Study objectives: To delineate current chest clinicians' approaches to the management of patients with life-threatening hemoptysis.

Design: Survey during a computer-assisted interactive continuing medical education presentation.

Setting: The 1998 American College of Chest Physicians (ACCP) Annual Scientific Assembly.

Participants: Chest clinicians attending the respiratory emergency symposium.

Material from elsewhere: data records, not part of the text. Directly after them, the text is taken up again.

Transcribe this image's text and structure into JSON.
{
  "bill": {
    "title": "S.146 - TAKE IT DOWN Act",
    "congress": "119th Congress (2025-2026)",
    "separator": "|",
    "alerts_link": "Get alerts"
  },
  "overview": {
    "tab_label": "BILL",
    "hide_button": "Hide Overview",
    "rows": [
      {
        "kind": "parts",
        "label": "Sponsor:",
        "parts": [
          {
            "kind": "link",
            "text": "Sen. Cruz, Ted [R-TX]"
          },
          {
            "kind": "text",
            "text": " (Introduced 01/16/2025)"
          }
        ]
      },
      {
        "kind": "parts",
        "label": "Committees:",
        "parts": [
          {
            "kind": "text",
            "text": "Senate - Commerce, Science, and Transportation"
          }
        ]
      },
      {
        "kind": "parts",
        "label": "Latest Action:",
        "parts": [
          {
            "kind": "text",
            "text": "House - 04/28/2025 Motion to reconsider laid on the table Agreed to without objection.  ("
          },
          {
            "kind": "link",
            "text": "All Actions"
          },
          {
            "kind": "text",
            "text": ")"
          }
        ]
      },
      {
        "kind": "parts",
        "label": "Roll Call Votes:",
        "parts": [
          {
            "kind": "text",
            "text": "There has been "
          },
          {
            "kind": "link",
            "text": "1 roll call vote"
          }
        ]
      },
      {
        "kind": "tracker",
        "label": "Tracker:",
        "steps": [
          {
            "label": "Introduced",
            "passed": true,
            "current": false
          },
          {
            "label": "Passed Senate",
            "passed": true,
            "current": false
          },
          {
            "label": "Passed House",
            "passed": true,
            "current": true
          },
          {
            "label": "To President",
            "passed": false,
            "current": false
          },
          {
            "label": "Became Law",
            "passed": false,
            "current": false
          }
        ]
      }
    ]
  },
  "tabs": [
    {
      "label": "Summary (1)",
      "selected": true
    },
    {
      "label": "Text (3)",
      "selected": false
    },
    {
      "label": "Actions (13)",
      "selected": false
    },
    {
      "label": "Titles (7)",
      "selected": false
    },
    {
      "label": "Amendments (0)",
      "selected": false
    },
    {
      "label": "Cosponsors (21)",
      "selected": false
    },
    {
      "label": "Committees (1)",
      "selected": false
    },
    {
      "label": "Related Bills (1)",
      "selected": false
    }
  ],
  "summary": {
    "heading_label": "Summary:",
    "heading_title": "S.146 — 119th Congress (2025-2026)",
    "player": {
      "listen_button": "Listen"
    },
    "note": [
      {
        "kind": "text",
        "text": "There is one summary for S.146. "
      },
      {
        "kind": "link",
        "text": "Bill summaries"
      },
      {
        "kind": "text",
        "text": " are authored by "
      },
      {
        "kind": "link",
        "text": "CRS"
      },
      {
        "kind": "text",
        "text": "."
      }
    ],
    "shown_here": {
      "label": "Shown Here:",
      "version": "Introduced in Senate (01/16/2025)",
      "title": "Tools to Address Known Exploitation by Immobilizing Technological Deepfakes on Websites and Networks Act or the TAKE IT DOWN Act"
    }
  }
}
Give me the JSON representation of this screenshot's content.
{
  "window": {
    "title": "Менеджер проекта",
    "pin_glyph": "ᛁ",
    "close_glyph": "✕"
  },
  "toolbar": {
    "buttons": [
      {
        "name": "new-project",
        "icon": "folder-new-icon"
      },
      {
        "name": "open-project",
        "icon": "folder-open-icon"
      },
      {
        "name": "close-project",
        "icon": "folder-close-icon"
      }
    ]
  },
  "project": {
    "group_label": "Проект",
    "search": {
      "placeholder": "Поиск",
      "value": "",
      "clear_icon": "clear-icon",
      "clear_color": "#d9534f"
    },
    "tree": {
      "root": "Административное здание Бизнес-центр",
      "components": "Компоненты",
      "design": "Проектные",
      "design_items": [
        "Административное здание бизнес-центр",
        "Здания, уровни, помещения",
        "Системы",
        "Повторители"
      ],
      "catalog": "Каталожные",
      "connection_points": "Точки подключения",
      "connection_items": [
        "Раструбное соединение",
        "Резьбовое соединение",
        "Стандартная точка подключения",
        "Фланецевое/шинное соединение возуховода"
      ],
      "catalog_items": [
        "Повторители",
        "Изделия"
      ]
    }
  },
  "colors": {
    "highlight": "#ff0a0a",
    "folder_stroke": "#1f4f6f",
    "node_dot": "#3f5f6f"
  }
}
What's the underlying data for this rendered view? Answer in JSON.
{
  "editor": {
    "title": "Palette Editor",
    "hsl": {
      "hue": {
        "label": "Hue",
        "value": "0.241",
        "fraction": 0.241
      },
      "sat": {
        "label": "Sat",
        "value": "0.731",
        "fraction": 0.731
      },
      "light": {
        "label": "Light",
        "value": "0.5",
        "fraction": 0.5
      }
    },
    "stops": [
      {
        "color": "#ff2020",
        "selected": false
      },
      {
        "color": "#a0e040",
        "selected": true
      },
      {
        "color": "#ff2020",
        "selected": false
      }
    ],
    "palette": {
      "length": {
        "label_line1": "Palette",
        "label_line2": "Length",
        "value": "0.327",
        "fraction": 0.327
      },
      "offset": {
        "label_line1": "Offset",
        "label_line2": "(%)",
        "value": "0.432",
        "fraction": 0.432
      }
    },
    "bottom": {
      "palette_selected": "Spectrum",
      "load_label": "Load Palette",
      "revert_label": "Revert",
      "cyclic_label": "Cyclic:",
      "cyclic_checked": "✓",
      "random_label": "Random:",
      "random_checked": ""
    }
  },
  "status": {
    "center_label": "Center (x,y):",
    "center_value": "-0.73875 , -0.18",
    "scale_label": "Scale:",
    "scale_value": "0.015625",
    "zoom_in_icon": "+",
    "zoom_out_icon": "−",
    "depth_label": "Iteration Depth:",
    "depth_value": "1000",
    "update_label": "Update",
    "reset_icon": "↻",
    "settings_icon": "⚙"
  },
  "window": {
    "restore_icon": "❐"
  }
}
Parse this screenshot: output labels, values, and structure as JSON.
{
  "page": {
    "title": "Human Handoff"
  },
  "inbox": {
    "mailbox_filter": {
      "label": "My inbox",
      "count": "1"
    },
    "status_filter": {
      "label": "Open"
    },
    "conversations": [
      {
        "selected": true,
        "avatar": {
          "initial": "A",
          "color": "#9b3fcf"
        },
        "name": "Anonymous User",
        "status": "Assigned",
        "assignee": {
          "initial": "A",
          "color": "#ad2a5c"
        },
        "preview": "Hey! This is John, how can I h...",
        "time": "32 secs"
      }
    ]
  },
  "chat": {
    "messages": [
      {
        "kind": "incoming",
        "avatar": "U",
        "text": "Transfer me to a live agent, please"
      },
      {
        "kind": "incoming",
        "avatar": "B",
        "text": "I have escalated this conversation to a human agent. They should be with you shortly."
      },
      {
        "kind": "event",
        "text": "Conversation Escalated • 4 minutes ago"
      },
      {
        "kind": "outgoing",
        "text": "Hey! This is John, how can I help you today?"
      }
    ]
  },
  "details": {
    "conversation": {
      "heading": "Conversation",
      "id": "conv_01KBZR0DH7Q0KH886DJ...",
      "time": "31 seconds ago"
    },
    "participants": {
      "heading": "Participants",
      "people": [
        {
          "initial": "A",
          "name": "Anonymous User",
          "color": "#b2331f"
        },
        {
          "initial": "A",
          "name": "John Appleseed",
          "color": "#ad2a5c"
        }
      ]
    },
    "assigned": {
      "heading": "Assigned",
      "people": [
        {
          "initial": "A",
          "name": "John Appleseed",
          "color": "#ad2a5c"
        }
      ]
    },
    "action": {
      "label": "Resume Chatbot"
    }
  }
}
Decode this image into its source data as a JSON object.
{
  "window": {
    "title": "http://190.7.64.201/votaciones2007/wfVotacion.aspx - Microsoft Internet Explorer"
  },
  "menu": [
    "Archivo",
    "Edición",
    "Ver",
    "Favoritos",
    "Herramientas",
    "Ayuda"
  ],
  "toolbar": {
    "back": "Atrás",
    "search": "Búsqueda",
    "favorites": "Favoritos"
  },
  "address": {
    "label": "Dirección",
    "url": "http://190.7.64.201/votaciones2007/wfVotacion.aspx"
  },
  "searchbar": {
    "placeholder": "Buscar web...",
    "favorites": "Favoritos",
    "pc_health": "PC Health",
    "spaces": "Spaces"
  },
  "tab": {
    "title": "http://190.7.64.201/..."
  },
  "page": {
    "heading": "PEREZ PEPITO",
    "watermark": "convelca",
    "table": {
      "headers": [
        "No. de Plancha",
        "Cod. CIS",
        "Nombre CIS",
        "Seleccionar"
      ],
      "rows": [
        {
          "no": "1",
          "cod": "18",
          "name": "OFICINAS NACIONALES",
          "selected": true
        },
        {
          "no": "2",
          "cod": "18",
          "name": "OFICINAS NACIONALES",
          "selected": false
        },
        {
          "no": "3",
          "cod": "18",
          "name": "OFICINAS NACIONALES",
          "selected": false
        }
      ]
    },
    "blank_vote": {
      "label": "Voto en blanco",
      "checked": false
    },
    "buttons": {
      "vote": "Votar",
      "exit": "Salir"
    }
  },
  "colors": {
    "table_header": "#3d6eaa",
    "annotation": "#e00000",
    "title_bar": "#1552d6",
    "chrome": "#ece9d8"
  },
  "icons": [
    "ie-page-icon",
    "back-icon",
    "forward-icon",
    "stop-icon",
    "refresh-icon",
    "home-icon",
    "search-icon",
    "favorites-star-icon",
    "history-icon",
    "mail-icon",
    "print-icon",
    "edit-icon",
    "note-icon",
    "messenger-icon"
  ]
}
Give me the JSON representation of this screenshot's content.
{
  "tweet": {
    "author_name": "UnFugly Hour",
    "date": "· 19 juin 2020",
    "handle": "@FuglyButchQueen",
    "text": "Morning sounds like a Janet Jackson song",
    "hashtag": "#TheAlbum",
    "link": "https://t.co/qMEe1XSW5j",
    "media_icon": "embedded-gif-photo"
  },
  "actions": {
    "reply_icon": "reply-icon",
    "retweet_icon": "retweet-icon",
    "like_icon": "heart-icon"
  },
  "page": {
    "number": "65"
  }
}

Results: Most clinicians (86%) had cared for patients with life-threatening hemoptysis, and 28% had cared for patients with fatal events during the previous year. Those clinicians favored management in the ICU setting (95%) with early endotracheal intubation (85%), and they tended to use a large-bore, single-lumen endotracheal tube (57%). The majority (64%) favored the early performance of diagnostic bronchoscopy during the first 24 h. Most clinicians (79%) used the flexible instrument, a higher frequency than respondents at a similar symposium on hemoptysis at the 1988 ACCP meeting (48%; p < 0.0001). Most current clinicians (77%) had experience with endobronchial measures to control bleeding, but few (14%) found them to be consistently worthwhile. Chest CT scanning was often helpful in diagnosis (55%). In their management of bleeding, half of these clinicians favored the use of interventional angiography, even in operable patients, which is a substantial change from 1988 when 23% had favored this approach (p < 0.0001).

Conclusions: During the past decade, life-threatening hemoptysis has remained an important problem. Flexible bronchoscopy and interventional angiography have become increasingly established, more widely accepted approaches to patient care.